In five out of six patients with paired tumor lesions, RNA sequencing data were available, while DNA sequencing data were available only in three patients, both due to insufficient material.

In patient 1 (metachronous progressive and regressive lesion), a higher number of CD8⁺ T cells was counted in the progressive lesion (+528 CD8⁺ cells/mm²). This was in contrast to both the Danaher and MCP counter immune cell subsets, which demonstrated lower T cell gene expression in the progressive lesion, ranging from −2.83 to −0.97 (Suppl. Fig. 1). In line with the progression, a lower IFNγ score (the average of the genes of the IFNγ signature, −1.937) was detected in the progressive lesion, while the PD-L1 expression on tumor cells was higher in the progressive lesion (10–50% vs. 1–10%) (Table 2).

Unlike for patient 1, both patients 2 and 3 had higher IFNγ scores (+ 0.488 and + 1.933) in their novel progressive versus the regressive lesion. Again, the CD8 T cell infiltration was similar or higher in the progressive lesion (1742 and 1629/mm², and 225 and 521/mm² in the regressive and progressive lesion, respectively), and this time in line with the Danaher and MCP counter immune cell subsets count (Suppl. Figs. 2 and 3). PD-L1 expression was similar between the regressive versus progressive lesion in both patients, but was high in one while low in the other patient (Table 2).

For the latter group of patients with progressive lesions at a different site (patients 4–6), data are incomplete. In general, again a higher CD8 infiltration and higher IFNγ signature levels in the progressive lesion was observed (Table 2), while the Danaher and MCP counter immune cell subsets were inconclusive (Suppl. Figures 4 and 5).

Due to lack of sufficient material, DNA sequencing analyses were only available for patient 2, 4 and 6. Patient 2 with a novel tumor lesion had only 2% difference in composition of mutational profile between lesions (Fig. 2), while TMB level (the total number of non-synonymous somatic mutations) was lower (-35%) in the novel lesion (Table 2). Patients 4 and 6, both with progressive lesions at a different site, had slight differences (14 and 4%, respectively) (Fig. 1), while TMB levels were evidently higher in the novel lesions (+ 540% and + 419%, respectively) (Table 2).

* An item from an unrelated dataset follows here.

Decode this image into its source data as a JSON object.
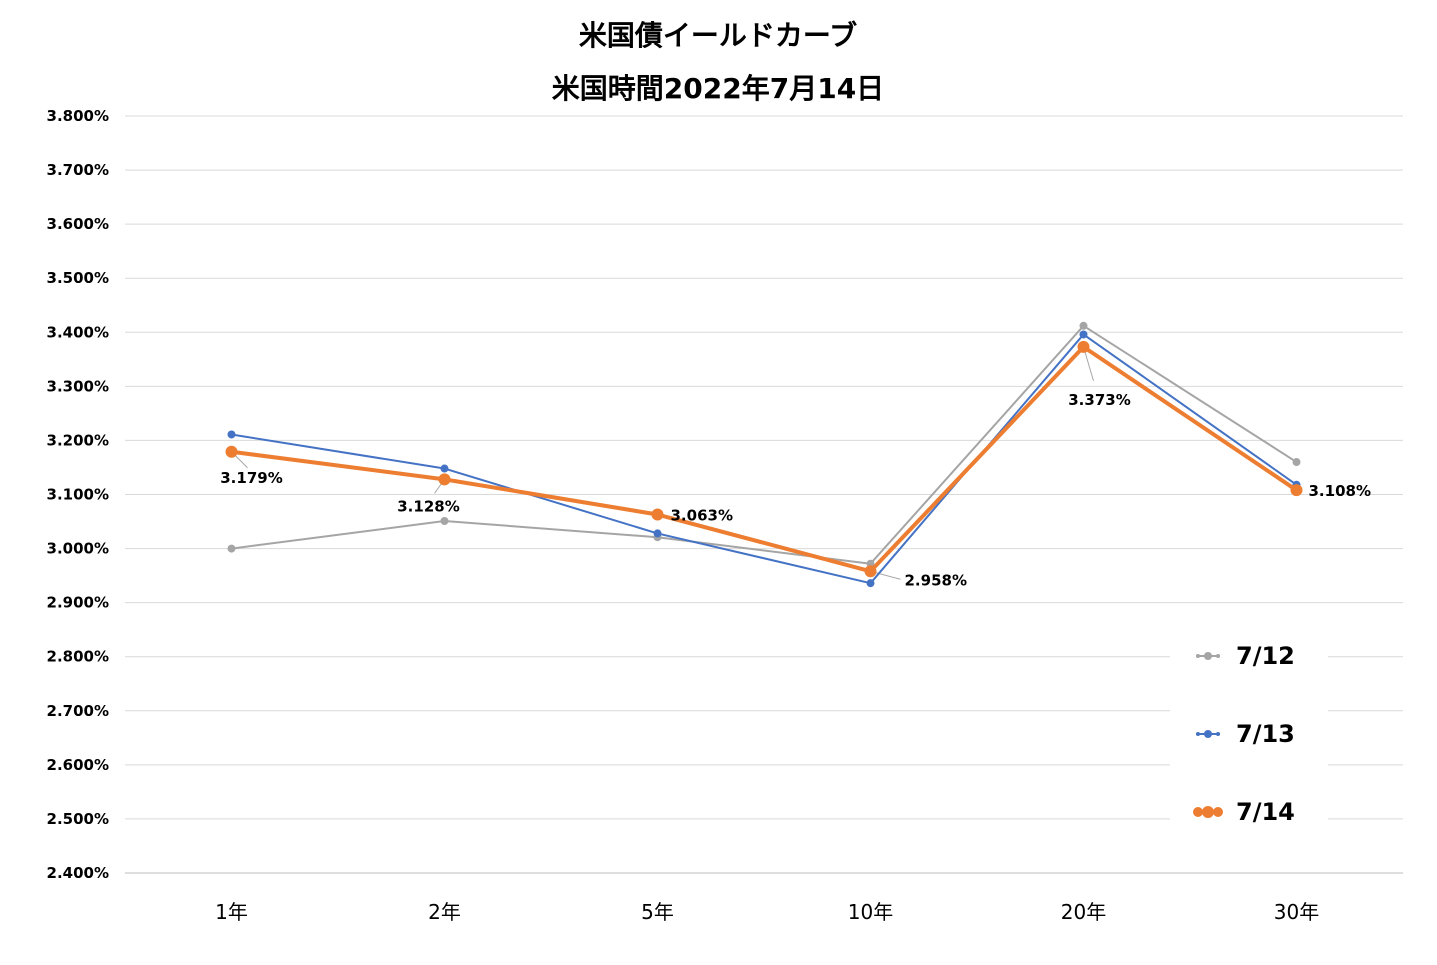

In addition, focused DNA mutation analyses were performed in both lesions (Suppl. Table 1). Only in patient 2 a pathogenic mutation (according to FATHMM prediction) was found in the regressive tumor lesion in the ATM gene (c.8494C > T) (Table 3). Although the progressive lesion of patient 4 had many mutations in the genes used for the focused DNA analyses, including different mutations in the HLA-A and HLA-C genes, the majority of these mutations was considered neutral according to FATHMM prediction (Table 3). No mutations were found in both lesions of patient 6 through focused DNA mutation analyses.

Additional analyses were available for four patients with progressive tumor lesions after initial response (the responding tumor lesions of these patients were not available for analysis). High CD8 infiltration (range 762–1161 CD8⁺ cells/mm²) and relatively high IFNγ signature levels (range −0.177 to 1.108) were observed compared to both the regressive and progressive lesions of the previously described patients (Table 2).

DNA sequencing analyses were available of three patients. TMB levels were variable between these patients (range 327–1221) (Table 2). Two non-sense (stop gained) mutations in the B2M (c.240G > A) and PTEN (c.821G > A, pathogenic according to FATHMM prediction) genes of patients 8 were observed (Table 3). Patient 7 had one pathologic missense mutations in POLE (c.4514C > T), while patient 10 had only missense mutations. In the lesions of patient 9, no mutations were found through the focused analyses.